Junior Mortgages in Bankruptcy

At Shenwick & Associates, we hear from many clients who have multiple mortgages on their property and want to stay in their home while reducing their debt burden. Chapter 13, which allows individual debtors to reorganize their debts and pay off secured creditors, is often a good choice for these clients. However, the treatment of unsecured junior mortgages has been a confusing one for both Debtors and Bankruptcy Courts alike.

In In re Pond, 252 F.3d 122 (2d Cir. 2001), the Second Circuit Court of Appeals held that a Debtor could void a wholly unsecured junior mortgage loan. The Debtors in In re Latimer, (Bk. No. 08-21242, Bank. W.D.N.Y., Ninfo, J., Oct. 27, 2008) wanted to bifurcate a second mortgage on their house into a secured claim and an unsecured claim, arguing that Pond didn’t address the plain language of 11 U.S.C. §§ 1322(c)(2) and 1325(a)(5)(B), which appears to specifically allow this type of bifurcation.
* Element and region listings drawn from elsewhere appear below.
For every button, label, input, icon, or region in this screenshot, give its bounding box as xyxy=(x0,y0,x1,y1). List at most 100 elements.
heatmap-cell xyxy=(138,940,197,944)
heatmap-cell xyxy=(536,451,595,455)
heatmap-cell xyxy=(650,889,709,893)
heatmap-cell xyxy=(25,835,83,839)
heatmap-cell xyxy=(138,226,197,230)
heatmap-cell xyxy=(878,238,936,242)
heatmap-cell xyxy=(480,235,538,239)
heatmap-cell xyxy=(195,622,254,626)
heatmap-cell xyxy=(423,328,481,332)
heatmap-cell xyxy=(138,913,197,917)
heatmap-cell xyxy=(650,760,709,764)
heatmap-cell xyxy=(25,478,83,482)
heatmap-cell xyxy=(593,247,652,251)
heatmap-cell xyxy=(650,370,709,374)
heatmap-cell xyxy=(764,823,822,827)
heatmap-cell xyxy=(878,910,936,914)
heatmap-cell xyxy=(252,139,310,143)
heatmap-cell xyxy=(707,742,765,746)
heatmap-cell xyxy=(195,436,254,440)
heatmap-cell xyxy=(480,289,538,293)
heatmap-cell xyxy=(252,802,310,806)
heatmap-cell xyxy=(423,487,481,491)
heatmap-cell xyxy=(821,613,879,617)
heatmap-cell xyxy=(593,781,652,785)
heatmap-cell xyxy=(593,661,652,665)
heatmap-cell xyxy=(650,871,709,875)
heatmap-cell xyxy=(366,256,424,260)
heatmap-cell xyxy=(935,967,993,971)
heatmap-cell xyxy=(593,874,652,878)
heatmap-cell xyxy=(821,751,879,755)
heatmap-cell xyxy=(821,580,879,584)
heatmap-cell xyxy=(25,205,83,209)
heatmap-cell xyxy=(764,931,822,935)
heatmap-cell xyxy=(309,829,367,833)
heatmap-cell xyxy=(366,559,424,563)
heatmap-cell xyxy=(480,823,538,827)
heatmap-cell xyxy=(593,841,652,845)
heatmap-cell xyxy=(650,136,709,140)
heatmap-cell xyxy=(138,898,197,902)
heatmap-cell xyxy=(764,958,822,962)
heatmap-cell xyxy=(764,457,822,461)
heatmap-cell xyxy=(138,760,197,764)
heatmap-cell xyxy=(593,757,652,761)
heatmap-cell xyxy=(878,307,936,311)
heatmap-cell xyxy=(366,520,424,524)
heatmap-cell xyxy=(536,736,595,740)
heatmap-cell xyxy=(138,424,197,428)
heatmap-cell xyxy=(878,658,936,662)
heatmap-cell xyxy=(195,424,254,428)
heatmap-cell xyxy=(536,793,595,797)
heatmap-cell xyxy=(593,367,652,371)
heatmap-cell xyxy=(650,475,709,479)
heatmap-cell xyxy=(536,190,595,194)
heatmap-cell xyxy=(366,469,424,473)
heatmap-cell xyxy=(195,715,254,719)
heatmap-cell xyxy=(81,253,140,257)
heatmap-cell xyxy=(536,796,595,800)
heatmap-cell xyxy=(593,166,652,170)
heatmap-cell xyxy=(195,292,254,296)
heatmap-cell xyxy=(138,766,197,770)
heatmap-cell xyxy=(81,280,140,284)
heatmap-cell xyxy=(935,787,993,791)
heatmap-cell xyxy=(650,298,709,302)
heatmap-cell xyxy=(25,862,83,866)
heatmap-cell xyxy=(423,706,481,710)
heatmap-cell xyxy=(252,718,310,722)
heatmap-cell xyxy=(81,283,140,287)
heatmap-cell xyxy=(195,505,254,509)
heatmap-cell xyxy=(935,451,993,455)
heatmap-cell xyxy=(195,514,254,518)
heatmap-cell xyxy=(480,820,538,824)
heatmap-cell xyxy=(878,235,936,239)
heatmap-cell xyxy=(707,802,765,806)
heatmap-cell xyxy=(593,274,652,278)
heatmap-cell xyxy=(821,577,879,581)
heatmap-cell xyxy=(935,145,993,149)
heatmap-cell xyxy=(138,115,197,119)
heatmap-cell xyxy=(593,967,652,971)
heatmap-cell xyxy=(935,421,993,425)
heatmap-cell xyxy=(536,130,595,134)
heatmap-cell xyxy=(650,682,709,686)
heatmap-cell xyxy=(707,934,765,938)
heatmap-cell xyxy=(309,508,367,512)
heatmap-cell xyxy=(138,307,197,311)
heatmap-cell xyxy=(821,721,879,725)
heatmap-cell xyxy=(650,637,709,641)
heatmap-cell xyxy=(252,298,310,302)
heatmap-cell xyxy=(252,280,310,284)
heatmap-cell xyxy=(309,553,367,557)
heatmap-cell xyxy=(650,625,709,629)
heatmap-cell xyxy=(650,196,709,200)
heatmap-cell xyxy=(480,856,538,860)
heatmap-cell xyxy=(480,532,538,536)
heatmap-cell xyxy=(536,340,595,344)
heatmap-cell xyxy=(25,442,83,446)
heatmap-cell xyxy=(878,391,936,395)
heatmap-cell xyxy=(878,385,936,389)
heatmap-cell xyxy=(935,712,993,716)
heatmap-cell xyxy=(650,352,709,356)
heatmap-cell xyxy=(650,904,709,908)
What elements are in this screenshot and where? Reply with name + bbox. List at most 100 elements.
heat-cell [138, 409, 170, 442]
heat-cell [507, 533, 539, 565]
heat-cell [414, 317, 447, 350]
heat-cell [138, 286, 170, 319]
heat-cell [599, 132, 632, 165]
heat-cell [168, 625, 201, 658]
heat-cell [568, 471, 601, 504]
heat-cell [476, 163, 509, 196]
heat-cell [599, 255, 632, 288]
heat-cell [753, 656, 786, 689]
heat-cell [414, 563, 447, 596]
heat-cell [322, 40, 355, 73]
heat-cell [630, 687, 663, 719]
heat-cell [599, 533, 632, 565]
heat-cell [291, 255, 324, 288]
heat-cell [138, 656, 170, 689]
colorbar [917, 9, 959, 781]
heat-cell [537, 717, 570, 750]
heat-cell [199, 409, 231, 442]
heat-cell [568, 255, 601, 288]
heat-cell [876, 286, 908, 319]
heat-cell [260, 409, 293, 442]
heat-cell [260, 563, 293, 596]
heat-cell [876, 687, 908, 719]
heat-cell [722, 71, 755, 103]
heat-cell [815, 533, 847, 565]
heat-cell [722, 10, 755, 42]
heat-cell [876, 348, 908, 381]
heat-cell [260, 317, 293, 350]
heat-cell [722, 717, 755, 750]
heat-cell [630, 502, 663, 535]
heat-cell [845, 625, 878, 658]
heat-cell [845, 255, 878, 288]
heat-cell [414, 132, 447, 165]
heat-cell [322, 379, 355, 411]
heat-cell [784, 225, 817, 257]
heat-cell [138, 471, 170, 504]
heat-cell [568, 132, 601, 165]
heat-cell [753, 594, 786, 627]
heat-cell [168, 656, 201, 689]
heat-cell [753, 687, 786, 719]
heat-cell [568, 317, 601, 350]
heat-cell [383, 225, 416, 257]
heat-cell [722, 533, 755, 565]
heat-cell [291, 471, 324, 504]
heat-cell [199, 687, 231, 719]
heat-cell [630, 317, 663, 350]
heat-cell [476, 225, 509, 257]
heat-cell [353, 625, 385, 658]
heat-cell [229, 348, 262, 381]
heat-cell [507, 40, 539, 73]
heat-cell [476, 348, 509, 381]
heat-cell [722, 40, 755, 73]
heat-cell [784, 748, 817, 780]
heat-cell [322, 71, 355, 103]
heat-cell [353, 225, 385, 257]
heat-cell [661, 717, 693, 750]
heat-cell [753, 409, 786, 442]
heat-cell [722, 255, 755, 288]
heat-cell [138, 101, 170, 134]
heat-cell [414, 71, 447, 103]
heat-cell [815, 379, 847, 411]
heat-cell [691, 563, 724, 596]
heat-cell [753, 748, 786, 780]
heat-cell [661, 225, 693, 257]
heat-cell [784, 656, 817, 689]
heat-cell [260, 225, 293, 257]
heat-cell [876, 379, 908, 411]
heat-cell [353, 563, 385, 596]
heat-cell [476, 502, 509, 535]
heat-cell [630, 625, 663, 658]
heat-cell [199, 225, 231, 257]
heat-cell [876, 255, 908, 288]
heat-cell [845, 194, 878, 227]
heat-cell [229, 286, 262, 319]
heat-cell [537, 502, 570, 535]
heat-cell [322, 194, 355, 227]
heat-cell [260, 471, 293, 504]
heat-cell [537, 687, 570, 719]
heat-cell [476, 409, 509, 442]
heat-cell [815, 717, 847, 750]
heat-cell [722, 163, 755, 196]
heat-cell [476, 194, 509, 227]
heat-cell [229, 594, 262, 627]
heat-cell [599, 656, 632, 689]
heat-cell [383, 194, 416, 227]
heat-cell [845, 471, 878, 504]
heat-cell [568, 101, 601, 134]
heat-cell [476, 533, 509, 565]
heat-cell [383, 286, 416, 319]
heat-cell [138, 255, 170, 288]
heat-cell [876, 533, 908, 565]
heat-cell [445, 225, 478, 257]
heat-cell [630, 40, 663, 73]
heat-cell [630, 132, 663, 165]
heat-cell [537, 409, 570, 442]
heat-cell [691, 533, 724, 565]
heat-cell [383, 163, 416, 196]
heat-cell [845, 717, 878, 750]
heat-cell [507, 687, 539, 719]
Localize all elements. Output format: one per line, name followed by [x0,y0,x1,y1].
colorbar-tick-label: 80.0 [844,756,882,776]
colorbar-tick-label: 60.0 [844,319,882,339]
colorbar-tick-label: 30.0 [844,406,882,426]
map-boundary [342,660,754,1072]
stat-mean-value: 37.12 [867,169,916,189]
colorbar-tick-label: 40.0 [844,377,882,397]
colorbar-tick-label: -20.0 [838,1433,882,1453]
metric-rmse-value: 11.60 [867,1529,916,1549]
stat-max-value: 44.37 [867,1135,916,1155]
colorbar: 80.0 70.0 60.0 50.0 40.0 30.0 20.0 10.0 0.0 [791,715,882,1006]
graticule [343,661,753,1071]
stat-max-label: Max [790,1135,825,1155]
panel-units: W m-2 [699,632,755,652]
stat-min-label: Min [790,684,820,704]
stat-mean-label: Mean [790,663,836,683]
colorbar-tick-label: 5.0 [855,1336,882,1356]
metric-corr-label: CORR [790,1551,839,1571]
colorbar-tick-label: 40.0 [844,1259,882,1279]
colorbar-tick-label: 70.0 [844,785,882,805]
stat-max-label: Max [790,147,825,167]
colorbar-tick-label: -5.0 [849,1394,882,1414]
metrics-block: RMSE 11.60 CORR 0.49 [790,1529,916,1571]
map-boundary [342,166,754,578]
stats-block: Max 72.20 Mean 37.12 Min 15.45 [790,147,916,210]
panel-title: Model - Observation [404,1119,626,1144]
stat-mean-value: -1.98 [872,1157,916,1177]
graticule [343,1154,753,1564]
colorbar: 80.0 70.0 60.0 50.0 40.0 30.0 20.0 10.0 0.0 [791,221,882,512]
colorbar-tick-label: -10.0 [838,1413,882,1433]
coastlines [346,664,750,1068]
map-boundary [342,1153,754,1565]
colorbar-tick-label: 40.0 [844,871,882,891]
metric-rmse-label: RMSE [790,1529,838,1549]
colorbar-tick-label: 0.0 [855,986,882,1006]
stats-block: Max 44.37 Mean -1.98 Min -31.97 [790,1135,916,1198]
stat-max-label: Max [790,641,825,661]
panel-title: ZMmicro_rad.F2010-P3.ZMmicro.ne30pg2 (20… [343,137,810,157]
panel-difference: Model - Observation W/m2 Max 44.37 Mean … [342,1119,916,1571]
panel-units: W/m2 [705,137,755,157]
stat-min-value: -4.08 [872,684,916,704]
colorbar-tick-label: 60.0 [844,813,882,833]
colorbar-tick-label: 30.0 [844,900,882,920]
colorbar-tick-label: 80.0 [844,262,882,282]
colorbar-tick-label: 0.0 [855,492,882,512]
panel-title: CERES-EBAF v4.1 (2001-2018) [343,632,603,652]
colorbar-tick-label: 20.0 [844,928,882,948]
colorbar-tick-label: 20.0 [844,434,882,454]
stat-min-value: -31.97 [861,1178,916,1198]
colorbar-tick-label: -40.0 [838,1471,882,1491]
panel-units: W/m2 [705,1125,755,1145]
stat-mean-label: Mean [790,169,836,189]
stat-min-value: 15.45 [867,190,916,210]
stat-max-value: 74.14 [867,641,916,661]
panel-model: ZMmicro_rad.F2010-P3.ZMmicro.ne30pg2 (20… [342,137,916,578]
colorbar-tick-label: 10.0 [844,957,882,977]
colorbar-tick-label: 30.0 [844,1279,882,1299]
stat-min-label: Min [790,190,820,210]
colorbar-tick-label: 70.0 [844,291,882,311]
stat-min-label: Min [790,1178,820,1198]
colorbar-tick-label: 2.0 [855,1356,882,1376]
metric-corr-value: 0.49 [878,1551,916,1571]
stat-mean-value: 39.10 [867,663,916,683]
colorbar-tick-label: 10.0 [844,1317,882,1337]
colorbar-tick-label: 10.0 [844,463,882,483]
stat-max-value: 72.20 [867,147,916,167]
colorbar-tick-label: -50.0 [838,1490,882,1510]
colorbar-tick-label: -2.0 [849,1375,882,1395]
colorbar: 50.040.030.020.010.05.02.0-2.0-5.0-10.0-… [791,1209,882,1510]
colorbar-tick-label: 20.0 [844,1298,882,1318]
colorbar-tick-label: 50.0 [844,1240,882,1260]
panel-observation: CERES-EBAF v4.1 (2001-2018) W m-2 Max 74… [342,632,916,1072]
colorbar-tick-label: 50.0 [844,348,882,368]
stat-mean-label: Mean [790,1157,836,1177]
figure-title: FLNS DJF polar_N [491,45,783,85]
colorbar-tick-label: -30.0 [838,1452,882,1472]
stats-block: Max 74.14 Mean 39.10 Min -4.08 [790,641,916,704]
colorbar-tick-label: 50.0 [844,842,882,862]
Relying on precedents from other Circuit Courts of Appeal, the Bankruptcy Court agreed and held that the Debtors could bifurcate the second mortgage on the real property into an allowed secured claim and an unsecured claim. Although the Second Circuit Court of Appeals (which has appellate jurisdiction over cases from New York) has not yet considered this issue, this case provides authority for debtors to bifurcate and strip down undersecured junior mortgages on their home in Chapter 13.